The framework currently contains basic support for channel networks via “virtual apps”. In this design, an app instance between that set of parties can have some state deposit assigned indirectly to it, without the set of parties having a direct channel containing them. Since the app instance is not directly funded, no commitment to StateChannelTransaction.sol:executeEffectOfInterpretedAppOutcome is made to that app instance. Instead, a number of commitments to TwoPartyVirtualEthAsLump are made in different direct channels to the same app instance (i.e., passing the same appIdentityHash). The commitment passes the following struct as a field.

struct Agreement {
  ChallengeRegistry registry;
  UninstallKeyRegistry uninstallKeyRegistry;
  uint256 expiry;
  bytes32 appIdentityHash;
  uint256 capitalProvided;
  address payable[2] beneficiaries;
  bytes32 uninstallKey;
  • registry: The ChallengeRegistry where the target app instance is stored
  • uninstallKeyRegistry: The UninstallKeyRegistry by which this agreement can be cancelled
  • expiry: The block height above which this agreement is valid
  • appIdentityHash: Hash of the target app identity
  • capitalProvided: Total amount of ETH the target app instance allocates
  • beneficiaries: The two recipients of ETH, the numerical balance of which is decided by the target app instance’s outcome
  • uninstallKey: Passed to nonceRegistry to check if this commitment is cancelled


Why is the agreement thing specialized to TwoPartyFixedOutcome and ETH?

This is similar to why we have different interpreters - the app definition writer does not explicitly choose which assets their app supports, but simply implements an outcome type.

Are all asset types supported by this design?

No - only fungible asset types are. We do not write an agreement that implements support for ERC721 NFTs, for example. Supporting NFTs in channel networks generally require assumptions/agreements about pricing the NFTs, how much the price can change over time, etc.

Does expiry mean the app instance has an expiry time?

Yes - this is a limitation of our current design. It exists so that the intermediary’s capital is not locked up forever. The other way to guarantee this, and the general strategy to remove the expiry-time restriction, is to give the intermediaries the ability to make an on-chain transaction to create a new direct channel, allowing them to recover their locked-up capital.
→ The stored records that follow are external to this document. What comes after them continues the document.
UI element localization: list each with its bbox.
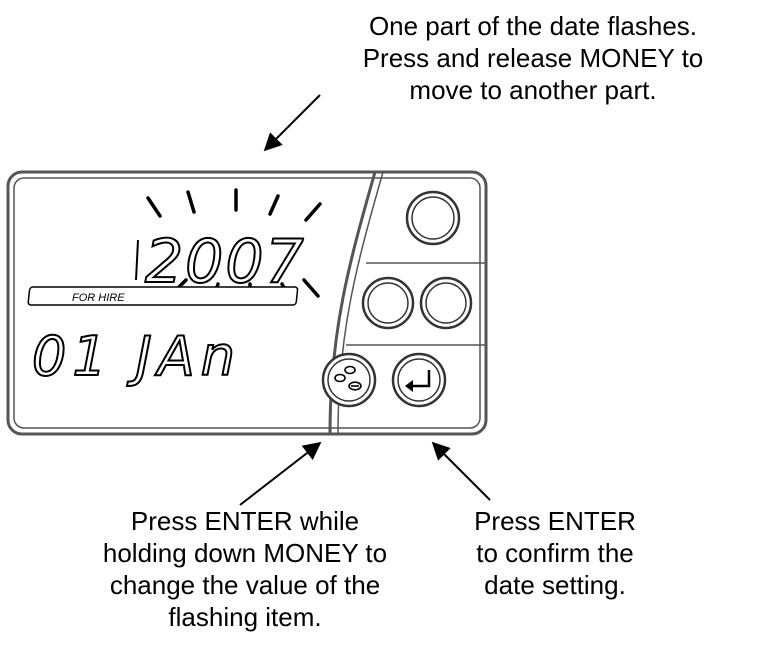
for-hire-indicator: FOR HIRE <box>27 286 299 306</box>
meter-diagram: 2007 FOR HIRE 01 JAn <box>6 94 491 506</box>
enter-button[interactable] <box>391 352 447 408</box>
date-readout: 01 JAn <box>32 325 241 388</box>
for-hire-label: FOR HIRE <box>72 292 125 304</box>
arrow-to-enter-button <box>431 441 491 501</box>
middle-right-button[interactable] <box>419 276 473 330</box>
top-button[interactable] <box>405 190 461 246</box>
arrow-to-year <box>263 94 321 152</box>
arrow-to-money-button <box>239 441 322 506</box>
money-button[interactable] <box>321 352 377 408</box>
middle-left-button[interactable] <box>361 276 415 330</box>
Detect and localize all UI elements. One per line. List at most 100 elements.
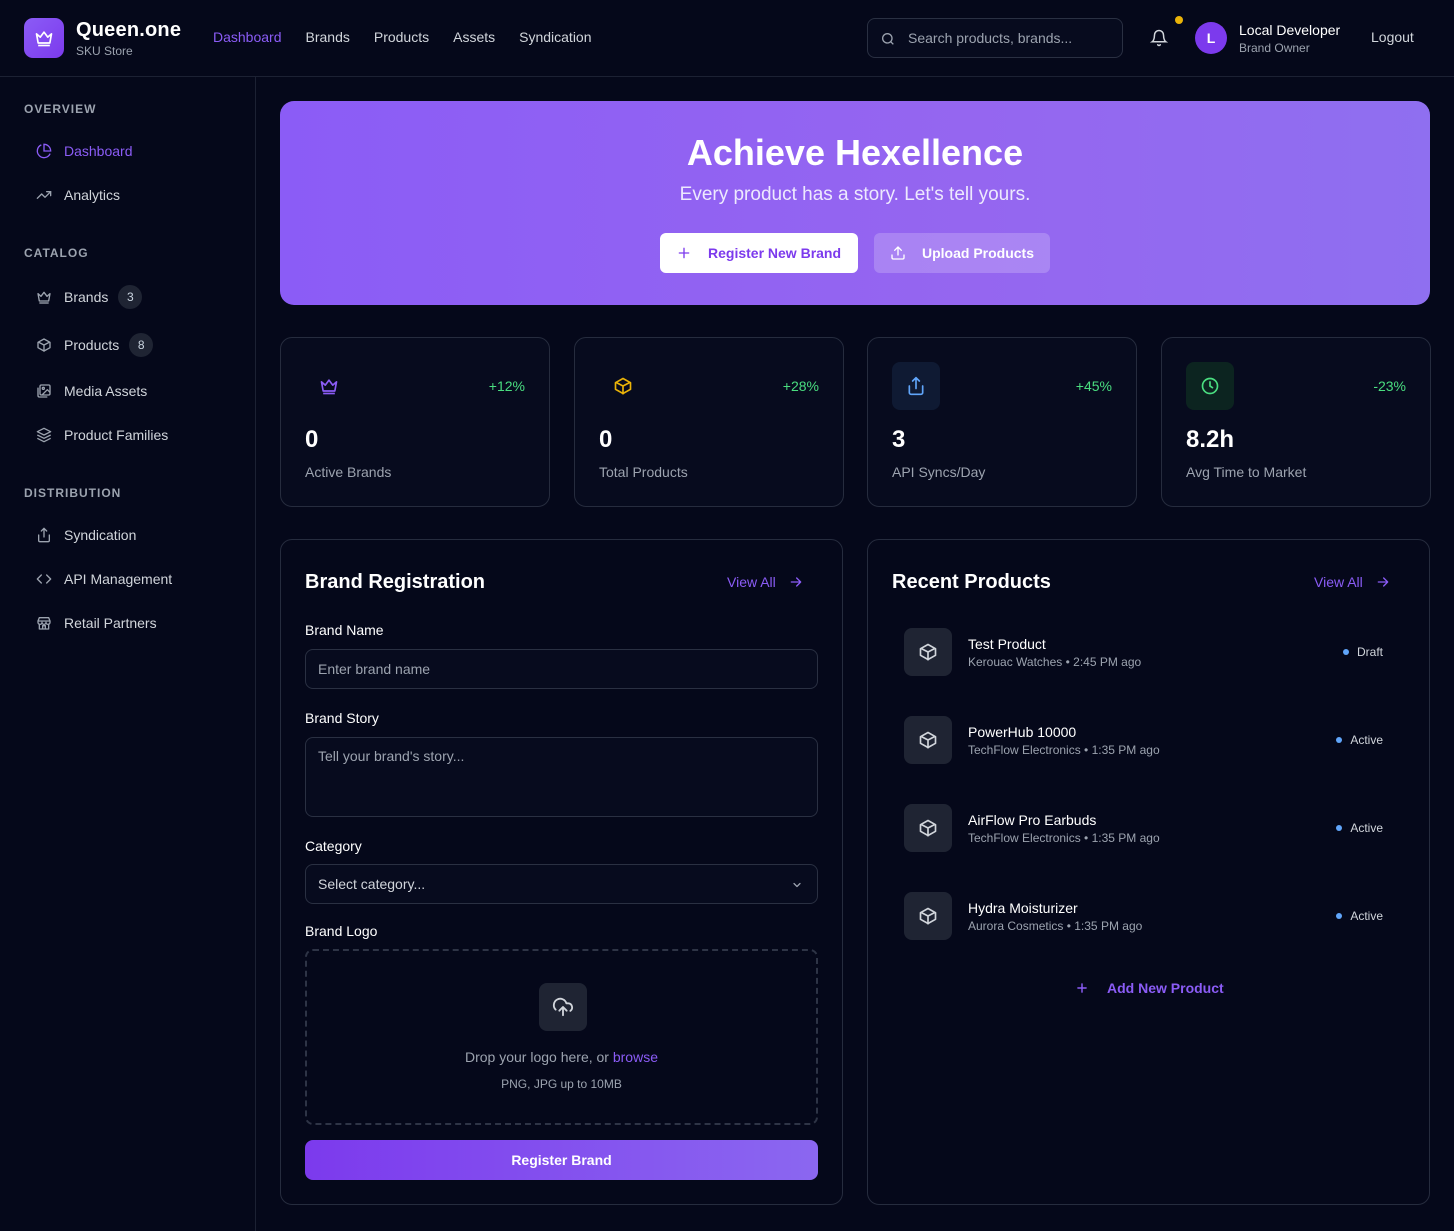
panel-title: Recent Products [892,571,1051,593]
nav-assets[interactable]: Assets [453,29,495,45]
sidebar-item-label: Retail Partners [64,615,157,631]
nav-dashboard[interactable]: Dashboard [213,29,282,45]
count-badge: 3 [118,285,143,309]
panel-title: Brand Registration [305,571,486,593]
stat-value: 8.2h [1186,426,1235,453]
crown-icon [24,289,64,305]
box-icon [904,716,952,764]
count-badge: 8 [129,333,154,357]
view-all-label: View All [727,574,776,590]
sidebar-item-api-management[interactable]: API Management [24,561,232,597]
brand-logo-label: Brand Logo [305,923,378,939]
category-select[interactable]: Select category... [305,864,818,904]
stat-delta: +12% [488,378,525,394]
sidebar-item-analytics[interactable]: Analytics [24,177,232,213]
status-dot [1336,737,1343,743]
plus-icon [678,247,690,259]
stat-delta: +45% [1075,378,1112,394]
stat-value: 3 [892,426,906,453]
category-label: Category [305,838,362,854]
product-row[interactable]: Test Product Kerouac Watches • 2:45 PM a… [892,616,1407,688]
upload-icon [891,246,905,260]
product-row[interactable]: AirFlow Pro Earbuds TechFlow Electronics… [892,792,1407,864]
bell-icon[interactable] [1150,29,1168,47]
sidebar-item-label: Products [64,337,120,353]
sidebar-item-label: Media Assets [64,383,148,399]
stat-card-total-products: +28% 0 Total Products [574,337,844,507]
sidebar-item-products[interactable]: Products 8 [24,327,232,363]
product-row[interactable]: PowerHub 10000 TechFlow Electronics • 1:… [892,704,1407,776]
register-brand-button[interactable]: Register Brand [305,1140,818,1180]
sidebar-item-dashboard[interactable]: Dashboard [24,133,232,169]
box-icon [24,337,64,353]
brand-name-field[interactable] [305,649,818,689]
register-new-brand-button[interactable]: Register New Brand [660,233,858,273]
view-all-label: View All [1314,574,1363,590]
chevron-down-icon [791,879,803,891]
button-label: Register New Brand [708,245,842,261]
hero-subtitle: Every product has a story. Let's tell yo… [679,184,1031,205]
product-name: PowerHub 10000 [968,724,1077,740]
top-nav: Dashboard Brands Products Assets Syndica… [213,29,592,45]
brand-story-field[interactable] [305,737,818,817]
status-badge: Active [1336,733,1383,747]
stat-card-time-to-market: -23% 8.2h Avg Time to Market [1161,337,1431,507]
add-new-product-button[interactable]: Add New Product [1075,980,1224,996]
upload-products-button[interactable]: Upload Products [874,233,1050,273]
avatar[interactable]: L [1195,22,1227,54]
browse-link[interactable]: browse [613,1049,658,1065]
logo-dropzone[interactable]: Drop your logo here, or browse PNG, JPG … [305,949,818,1125]
arrow-right-icon [1377,577,1389,587]
nav-syndication[interactable]: Syndication [519,29,591,45]
nav-products[interactable]: Products [374,29,429,45]
status-dot [1336,825,1343,831]
product-time: 1:35 PM ago [1074,919,1143,933]
sidebar-item-retail-partners[interactable]: Retail Partners [24,605,232,641]
status-label: Active [1350,733,1383,747]
brand-registration-panel: Brand Registration View All Brand Name B… [280,539,843,1205]
logo[interactable] [24,18,64,58]
plus-icon [1077,983,1087,993]
crown-icon [35,31,53,47]
logout-button[interactable]: Logout [1371,29,1414,45]
stat-label: Avg Time to Market [1186,464,1307,480]
status-label: Active [1350,821,1383,835]
view-all-brands-link[interactable]: View All [727,574,804,590]
product-time: 1:35 PM ago [1091,831,1160,845]
sidebar: OVERVIEW Dashboard Analytics CATALOG Bra… [0,77,256,1231]
store-icon [24,615,64,631]
code-icon [24,571,64,587]
view-all-products-link[interactable]: View All [1314,574,1391,590]
sidebar-item-brands[interactable]: Brands 3 [24,279,232,315]
section-title-distribution: DISTRIBUTION [24,486,122,500]
trending-up-icon [24,187,64,203]
sidebar-item-media-assets[interactable]: Media Assets [24,373,232,409]
status-dot [1342,649,1349,655]
arrow-right-icon [790,577,802,587]
dropzone-message: Drop your logo here, or [465,1049,609,1065]
box-icon [904,628,952,676]
category-value: Select category... [318,876,426,892]
stat-card-api-syncs: +45% 3 API Syncs/Day [867,337,1137,507]
sidebar-item-syndication[interactable]: Syndication [24,517,232,553]
nav-brands[interactable]: Brands [306,29,350,45]
layers-icon [24,427,64,443]
stat-value: 0 [599,426,613,453]
add-new-label: Add New Product [1107,980,1224,996]
sidebar-item-label: Brands [64,289,109,305]
app-subtitle: SKU Store [76,44,133,58]
sidebar-item-product-families[interactable]: Product Families [24,417,232,453]
product-brand: Kerouac Watches [968,655,1063,669]
hero-banner: Achieve Hexellence Every product has a s… [280,101,1430,305]
product-time: 1:35 PM ago [1091,743,1160,757]
share-icon [24,527,64,543]
search-input[interactable] [908,19,1118,57]
box-icon [599,362,647,410]
status-badge: Active [1336,821,1383,835]
product-name: Test Product [968,636,1046,652]
brand-story-label: Brand Story [305,710,379,726]
product-name: Hydra Moisturizer [968,900,1078,916]
product-row[interactable]: Hydra Moisturizer Aurora Cosmetics • 1:3… [892,880,1407,952]
sidebar-item-label: Dashboard [64,143,133,159]
user-name: Local Developer [1239,22,1341,38]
However this is more complicated and is still in the “spec design” phase.

Can new app instances be installed without the intermediary’s involvement?


What topologies are supported?

Currently, a single intermediary connected in two direct channels to two different parties, who fund a virtual app with themselves as the signers.

The current roadmap for supporting more complex topologies is to remove the expiry-time restriction and at the same time reuse the existing interpreters infrastructure. This will also allow app instances to be installed without the intermediary’s involvement.